As a user, you have to explicitly opt into this scenario if you deem it acceptable.

There is https://github.com/jdrouhard/mosh/ for the uniwidth problems. (but could be optimized much more)

Yes, and those that have fought in these battles know its limitations. Head-of-line blocking when using multiplexing is definitely one of them. This is a very reasonable incremental improvement.

Importantly, it does not seem to switch out any security mechanisms and is both an implementation and a specification draft, which means that OpenSSH could eventually pick it up too so that people don't have to trust a different implementing party.

> [...] which means that OpenSSH could eventually pick it up too [...]

Remember OpenSSH = OpenBSD. They have an opinionated & conservative approach towards adopting certain technologies, especially if it involves a complex stack, like QUIC.

"It has to be simple to understand, otherwise someone will get confused into doing the wrong thing."

Wireguard (and certainly every VPN protocol worth your attention) runs on UDP. TCP-over-TCP is a disaster, no sane person does that.

And what's "lighter" than Wireguard? It's about as simple as it can get (certainly simpler than QUIC).

mosh is still included in the Fedora repository (and probably others, I didn't check)

major distros are maintained, and they wouldn't be shipping it if it had bugs and/or was being used as an exploit

Each distro package maintainer is always welcome to maintain patches in their forks for as long as they like, but the quality and life of each will be per distro as these efforts are coordinated with an upstream.

i was pointing out that saying the package is unmaintained is likely to be false. to add my comment to your comment, i would imagine that distros are not keeping important patches like security to themselves.

i.e. this package being somehow abandoned and therefore should not be trusted is likely to be false

The above has all been in reference to the mosh project, not any individual distro packaging. E.g. if you "brew install mosh" on macOS right now you will indeed get an official-but 3-year-old-release without any patches Fedora (or others) may have applied since https://formulae.brew.sh/api/formula/mosh.json. The same is true if one goes to the project's GitHub to download it manually.
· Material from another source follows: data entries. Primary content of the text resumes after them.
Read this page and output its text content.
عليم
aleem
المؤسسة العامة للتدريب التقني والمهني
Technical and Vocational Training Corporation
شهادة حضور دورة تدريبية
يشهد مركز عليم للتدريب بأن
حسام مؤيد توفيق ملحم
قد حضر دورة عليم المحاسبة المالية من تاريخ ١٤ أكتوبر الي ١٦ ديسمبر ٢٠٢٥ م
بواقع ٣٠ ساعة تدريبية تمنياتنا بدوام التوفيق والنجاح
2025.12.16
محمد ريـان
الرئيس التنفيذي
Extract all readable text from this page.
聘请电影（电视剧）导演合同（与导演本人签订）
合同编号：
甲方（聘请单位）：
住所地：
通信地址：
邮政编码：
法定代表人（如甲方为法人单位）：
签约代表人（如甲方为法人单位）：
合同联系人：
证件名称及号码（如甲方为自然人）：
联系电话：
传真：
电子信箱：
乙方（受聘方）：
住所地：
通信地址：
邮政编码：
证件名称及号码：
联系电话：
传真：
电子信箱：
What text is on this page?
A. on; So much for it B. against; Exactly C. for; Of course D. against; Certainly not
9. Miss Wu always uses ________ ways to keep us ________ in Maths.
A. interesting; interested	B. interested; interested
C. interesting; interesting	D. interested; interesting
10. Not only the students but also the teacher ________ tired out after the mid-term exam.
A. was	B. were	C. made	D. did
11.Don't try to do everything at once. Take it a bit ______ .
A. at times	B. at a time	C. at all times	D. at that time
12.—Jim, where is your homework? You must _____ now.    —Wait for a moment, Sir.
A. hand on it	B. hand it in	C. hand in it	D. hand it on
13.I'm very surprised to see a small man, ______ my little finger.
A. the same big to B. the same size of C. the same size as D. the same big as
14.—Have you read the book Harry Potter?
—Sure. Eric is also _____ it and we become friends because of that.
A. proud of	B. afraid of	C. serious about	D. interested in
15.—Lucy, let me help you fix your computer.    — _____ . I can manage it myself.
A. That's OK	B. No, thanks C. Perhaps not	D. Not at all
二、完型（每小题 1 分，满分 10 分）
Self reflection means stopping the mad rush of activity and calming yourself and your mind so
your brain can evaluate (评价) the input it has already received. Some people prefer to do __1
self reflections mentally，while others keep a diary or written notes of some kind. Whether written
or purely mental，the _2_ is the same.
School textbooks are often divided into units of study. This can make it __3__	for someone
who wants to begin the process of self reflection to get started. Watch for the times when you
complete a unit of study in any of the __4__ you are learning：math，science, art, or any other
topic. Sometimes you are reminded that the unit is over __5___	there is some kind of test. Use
> i would imagine that distros are not keeping important patches like security to themselves.

I'm not 100% sure what "keeping to themselves" means in context of GPL 3 code, but one can verify with the mosh GitHub link to see the upstream project has not had a single commit on any branch for the last 2.5 years.

The project is dead, it's up to your trust+verification of any specific downstream packaging as to how much of a problem that is for the binary you may be using. Some maintainers may not have noticed/cared enough yet, some maintainers may only carry security fixes of known CVEs, some maintainers may be managing a full fork. The average reader probably wants to note that for their specific binary rather than note Fedora still packages a downstream version (which may be completely different).

I don't think that's the reason. root can theoretically do everything and not much is protected from root. root can su to your account and make a new SSH connection. root can replace the ssh command with one that copies their public key before opening a shell.

Look for documentation on the ControlMaster / ControlPath / ControlPersist options for OpenSSH.

SSH is always deployed, wireguard needs to be (additionally) deployed. Wireguard gives a network address, SSH gives you a network port.